Hehehe...I know it is not likely, but wouldn't;t it be wonderful for Argentina to get strong enough to revive the F-20 program and get a few squadrons of those aircraft?

View attachment 31296


Trying not to sound like a twenty year old, but that would be “freeking awesome”
 

Jeff Head

General
Registered Member
I have good Argentine friends to whom Macri is a disaster, so everything depends what Glasses you wear
Oh yes...that is always the case.

But time will determine whether he is or is not.

I know many progressive leftists to this day who believe Reagan was a disaster because of their rose colored glasses.

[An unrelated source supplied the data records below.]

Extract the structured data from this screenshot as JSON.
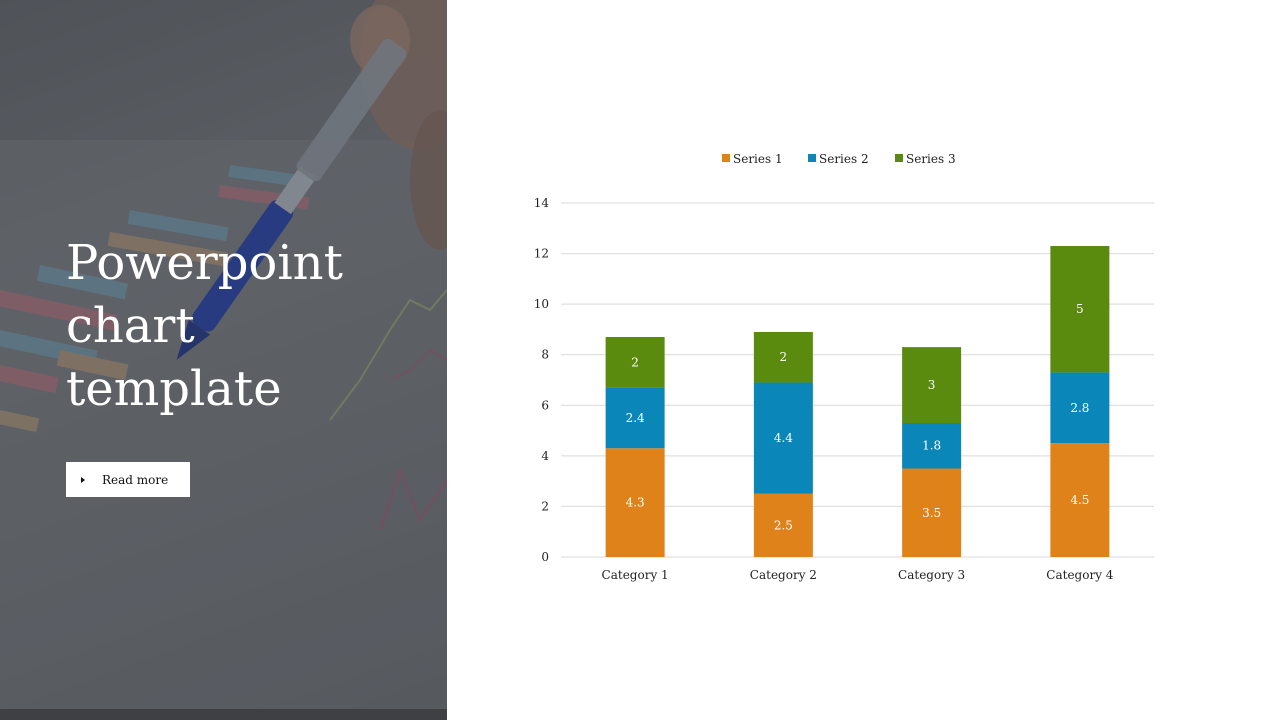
{
  "slide": {
    "title": "Powerpoint\nchart\ntemplate",
    "read_more_label": "Read more"
  },
  "chart_data": {
    "type": "bar",
    "stacked": true,
    "categories": [
      "Category 1",
      "Category 2",
      "Category 3",
      "Category 4"
    ],
    "series": [
      {
        "name": "Series 1",
        "color": "#E0821A",
        "values": [
          4.3,
          2.5,
          3.5,
          4.5
        ]
      },
      {
        "name": "Series 2",
        "color": "#0A87B8",
        "values": [
          2.4,
          4.4,
          1.8,
          2.8
        ]
      },
      {
        "name": "Series 3",
        "color": "#5A8A0E",
        "values": [
          2,
          2,
          3,
          5
        ]
      }
    ],
    "ylim": [
      0,
      14
    ],
    "yticks": [
      0,
      2,
      4,
      6,
      8,
      10,
      12,
      14
    ],
    "grid": true,
    "legend": "top"
  }
}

But as a young man, buying our first house under Carter, and then refinancing it, selling it, and getting the second under Reagan, not to mention having four kids while Reagan was in office...Reagan was a God-send to our nation. Economically, internationally, jobs wise, .etc., etc.

My point was that the Argentine people made the decision...and they did.

Whether it will turn out to be anything like as a good a decision as Reagan, only time will tell. He simply has not been in long enough to tell whether his policies are going to have that good an impact.

But I simply find it hard to believe that they could end up any worse than his predecessor.